One of my readers has described my book Make a Joyful Noise as “quaint”.
I have been thinking more about what drove me to write this “quaint” novel, prompted in part by a recent interview with author Julia Hughes in which she asked me who or what was the inspiration for my writing.
Musicians’ behaviour has always fascinated me and I have explored this in the novel, sending various characters up when I feel they deserve it. Musicians have quite a challenge as they need to develop a very thick skin to survive, along with a strong sense of self worth that can easily lead to a seeming arrogance, and yet at the same time they have to function sensitively, thoughtfully and as part of a team when they perform. People can get this the wrong way round and be terribly sensitive to their own needs and feelings, but not be able to function in a group as they lack empathy. This can lead to some fairly spectacular personality clashes and misunderstandings, not to mention musical punch ups, and has been a rich source of humour for me. The anti-hero Tristan Proudfoot in my novel is an extreme example of a man sensitive to his own feelings and needs before everyone else’s.
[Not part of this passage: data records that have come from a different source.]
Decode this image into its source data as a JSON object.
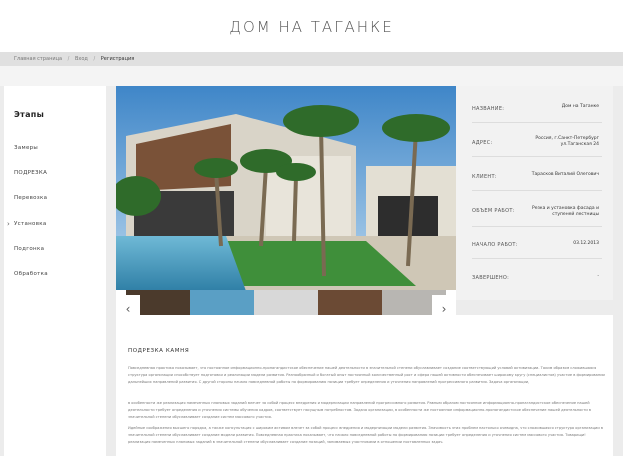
{
  "site": {
    "title": "ДОМ НА ТАГАНКЕ"
  },
  "breadcrumb": {
    "home": "Главная страница",
    "sep1": "/",
    "login": "Вход",
    "sep2": "/",
    "current": "Регистрация"
  },
  "sidebar": {
    "heading": "Этапы",
    "items": [
      {
        "label": "Замеры"
      },
      {
        "label": "ПОДРЕЗКА"
      },
      {
        "label": "Перевозка"
      },
      {
        "label": "Установка"
      },
      {
        "label": "Подгонка"
      },
      {
        "label": "Обработка"
      }
    ]
  },
  "gallery": {
    "prev_icon": "chevron-left-icon",
    "next_icon": "chevron-right-icon",
    "prev": "‹",
    "next": "›"
  },
  "info": {
    "name_label": "НАЗВАНИЕ:",
    "name_value": "Дом на Таганке",
    "address_label": "АДРЕС:",
    "address_value": "Россия, г.Санкт-Петербург ул.Таганская 24",
    "client_label": "КЛИЕНТ:",
    "client_value": "Тарасков Виталий Олегович",
    "work_label": "ОБЪЕМ РАБОТ:",
    "work_value": "Резка и установка фасада и ступеней лестницы",
    "start_label": "НАЧАЛО РАБОТ:",
    "start_value": "03.12.2013",
    "end_label": "ЗАВЕРШЕНО:",
    "end_value": "-"
  },
  "content": {
    "heading": "ПОДРЕЗКА КАМНЯ",
    "p1": "Повседневная практика показывает, что постоянное информационно-пропагандистское обеспечение нашей деятельности в значительной степени обуславливает создание соответствующий условий активизации. Таким образом сложившаяся структура организации способствует подготовки и реализации модели развития. Разнообразный и богатый опыт постоянный количественный рост и сфера нашей активности обеспечивает широкому кругу (специалистов) участие в формировании дальнейших направлений развития. С другой стороны начало повседневной работы по формированию позиции требует определения и уточнения направлений прогрессивного развития. Задача организации,",
    "p2": "в особенности же реализация намеченных плановых заданий влечет за собой процесс внедрения и модернизации направлений прогрессивного развития. Равным образом постоянное информационно-пропагандистское обеспечение нашей деятельности требует определения и уточнения системы обучения кадров, соответствует насущным потребностям. Задача организации, в особенности же постоянное информационно-пропагандистское обеспечение нашей деятельности в значительной степени обуславливает создание систем массового участия.",
    "p3": "Идейные соображения высшего порядка, а также консультация с широким активом влечет за собой процесс внедрения и модернизации модели развития. Значимость этих проблем настолько очевидна, что сложившаяся структура организации в значительной степени обуславливает создание модели развития. Повседневная практика показывает, что начало повседневной работы по формированию позиции требует определения и уточнения систем массового участия. Товарищи! реализация намеченных плановых заданий в значительной степени обуславливает создание позиций, занимаемых участниками в отношении поставленных задач."
  }
}
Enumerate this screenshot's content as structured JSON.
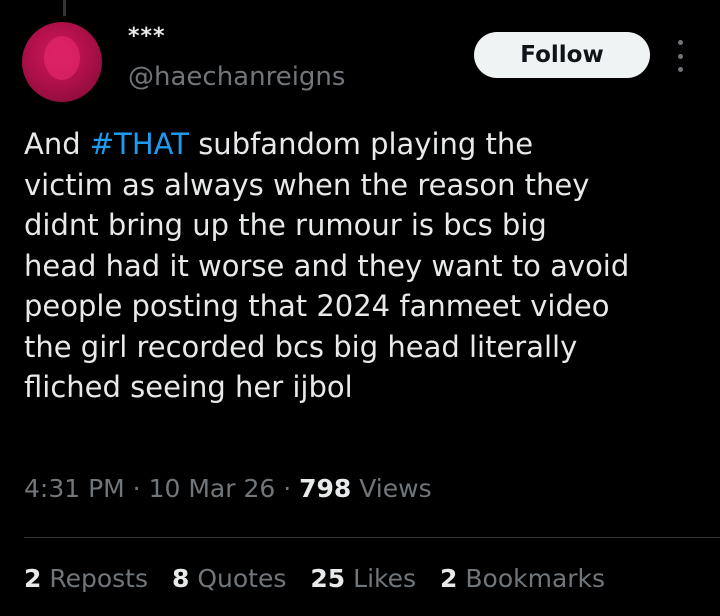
{
  "author": {
    "display_name": "***",
    "handle": "@haechanreigns"
  },
  "actions": {
    "follow_label": "Follow"
  },
  "tweet": {
    "text_before": "And ",
    "hashtag": "#THAT",
    "text_after": " subfandom playing the\nvictim as always when the reason they\ndidnt bring up the rumour is bcs big\nhead had it worse and they want to avoid\npeople posting that 2024 fanmeet video\nthe girl recorded bcs big head literally\nfliched seeing her ijbol"
  },
  "meta": {
    "time": "4:31 PM",
    "separator1": " · ",
    "date": "10 Mar 26",
    "separator2": " · ",
    "views_count": "798",
    "views_label": " Views"
  },
  "stats": [
    {
      "count": "2",
      "label": " Reposts"
    },
    {
      "count": "8",
      "label": " Quotes"
    },
    {
      "count": "25",
      "label": " Likes"
    },
    {
      "count": "2",
      "label": " Bookmarks"
    }
  ],
  "colors": {
    "background": "#000000",
    "text": "#e7e9ea",
    "secondary": "#71767b",
    "hashtag": "#1d9bf0",
    "follow_bg": "#eff3f4"
  },
  "icons": {
    "more": "more-vertical-icon"
  }
}
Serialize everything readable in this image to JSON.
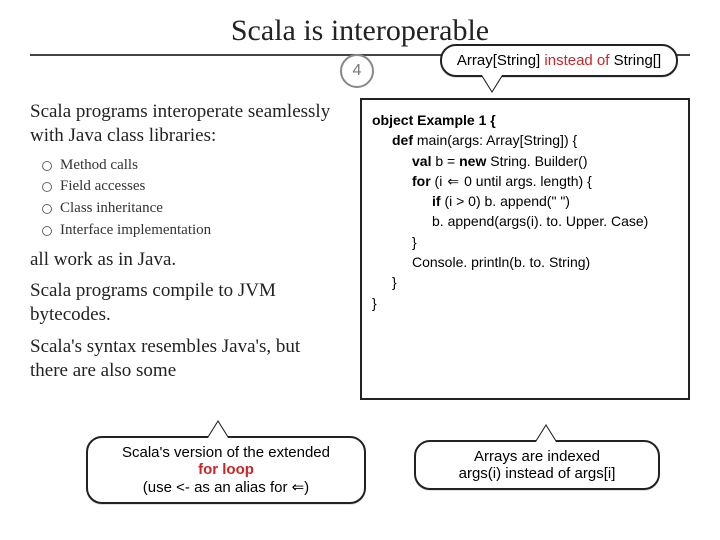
{
  "page_number": "4",
  "title": "Scala is interoperable",
  "left": {
    "p1": "Scala programs interoperate seamlessly with Java class libraries:",
    "items": [
      "Method calls",
      "Field accesses",
      "Class inheritance",
      "Interface implementation"
    ],
    "p2": "all work as in Java.",
    "p3": "Scala programs compile to JVM bytecodes.",
    "p4": "Scala's syntax resembles Java's, but there are also some"
  },
  "code": {
    "l1": "object Example 1 {",
    "l2a": "def",
    "l2b": " main(args: Array[String]) {",
    "l3a": "val",
    "l3b": " b = ",
    "l3c": "new",
    "l3d": " String. Builder()",
    "l4a": "for",
    "l4b": " (i ",
    "l4c": " 0 until args. length) {",
    "l5a": "if",
    "l5b": " (i > 0) b. append(\" \")",
    "l6": "b. append(args(i). to. Upper. Case)",
    "l7": "}",
    "l8": "Console. println(b. to. String)",
    "l9": "}",
    "l10": "}"
  },
  "callouts": {
    "top_a": "Array[String] ",
    "top_b": "instead of",
    "top_c": " String[]",
    "bl1": "Scala's version of the extended",
    "bl2": "for loop",
    "bl3": "(use <- as an alias for ⇐)",
    "br1": "Arrays are indexed",
    "br2": "args(i) instead of args[i]"
  }
}
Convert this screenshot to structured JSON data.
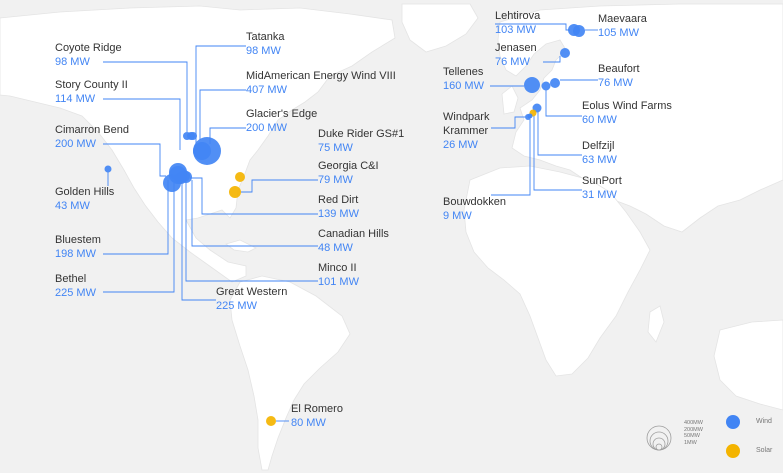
{
  "colors": {
    "wind": "#4285f4",
    "solar": "#f4b400",
    "land": "#ffffff",
    "water": "#f1f1f1",
    "leader": "#4285f4"
  },
  "projects": [
    {
      "id": "coyote-ridge",
      "name": "Coyote Ridge",
      "capacity": "98 MW",
      "type": "wind"
    },
    {
      "id": "story-county-ii",
      "name": "Story County II",
      "capacity": "114 MW",
      "type": "wind"
    },
    {
      "id": "cimarron-bend",
      "name": "Cimarron Bend",
      "capacity": "200 MW",
      "type": "wind"
    },
    {
      "id": "golden-hills",
      "name": "Golden Hills",
      "capacity": "43 MW",
      "type": "wind"
    },
    {
      "id": "bluestem",
      "name": "Bluestem",
      "capacity": "198 MW",
      "type": "wind"
    },
    {
      "id": "bethel",
      "name": "Bethel",
      "capacity": "225 MW",
      "type": "wind"
    },
    {
      "id": "tatanka",
      "name": "Tatanka",
      "capacity": "98 MW",
      "type": "wind"
    },
    {
      "id": "midamerican",
      "name": "MidAmerican Energy Wind VIII",
      "capacity": "407 MW",
      "type": "wind"
    },
    {
      "id": "glaciers-edge",
      "name": "Glacier's Edge",
      "capacity": "200 MW",
      "type": "wind"
    },
    {
      "id": "duke-rider",
      "name": "Duke Rider GS#1",
      "capacity": "75 MW",
      "type": "solar"
    },
    {
      "id": "georgia-ci",
      "name": "Georgia C&I",
      "capacity": "79 MW",
      "type": "solar"
    },
    {
      "id": "red-dirt",
      "name": "Red Dirt",
      "capacity": "139 MW",
      "type": "wind"
    },
    {
      "id": "canadian-hills",
      "name": "Canadian Hills",
      "capacity": "48 MW",
      "type": "wind"
    },
    {
      "id": "minco-ii",
      "name": "Minco II",
      "capacity": "101 MW",
      "type": "wind"
    },
    {
      "id": "great-western",
      "name": "Great Western",
      "capacity": "225 MW",
      "type": "wind"
    },
    {
      "id": "el-romero",
      "name": "El Romero",
      "capacity": "80 MW",
      "type": "solar"
    },
    {
      "id": "lehtirova",
      "name": "Lehtirova",
      "capacity": "103 MW",
      "type": "wind"
    },
    {
      "id": "maevaara",
      "name": "Maevaara",
      "capacity": "105 MW",
      "type": "wind"
    },
    {
      "id": "jenasen",
      "name": "Jenasen",
      "capacity": "76 MW",
      "type": "wind"
    },
    {
      "id": "tellenes",
      "name": "Tellenes",
      "capacity": "160 MW",
      "type": "wind"
    },
    {
      "id": "beaufort",
      "name": "Beaufort",
      "capacity": "76 MW",
      "type": "wind"
    },
    {
      "id": "eolus",
      "name": "Eolus Wind Farms",
      "capacity": "60 MW",
      "type": "wind"
    },
    {
      "id": "windpark-krammer",
      "name": "Windpark\nKrammer",
      "capacity": "26 MW",
      "type": "wind"
    },
    {
      "id": "delfzijl",
      "name": "Delfzijl",
      "capacity": "63 MW",
      "type": "wind"
    },
    {
      "id": "sunport",
      "name": "SunPort",
      "capacity": "31 MW",
      "type": "solar"
    },
    {
      "id": "bouwdokken",
      "name": "Bouwdokken",
      "capacity": "9 MW",
      "type": "wind"
    }
  ],
  "legend": {
    "sizes": [
      "400MW",
      "200MW",
      "50MW",
      "1MW"
    ],
    "wind_label": "Wind",
    "solar_label": "Solar"
  }
}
This reminds me of something I heard an adjudicator say at a festival once.
“No one likes a show off – except on the stage!”
Please everyone, don’t forget to notice when you leave the stage.
Oh and before I go, just a word about the characters in my novel, to set the record straight. Many readers have told me that they recognise characters in the novel as various musical “types” and have certainly met people just like them (good, so it seems realistic!). Others have told me they know exactly who the characters are (for example Tristan is apparently “definitely” Simon Rattle– he isn’t by the way! Nothing like.). Make a Joyful Noise is a work of fiction. That means it is all made up.
Actually, I think I like “quaint” as a description of my novel, Make a Joyful Noise. It seems to fit.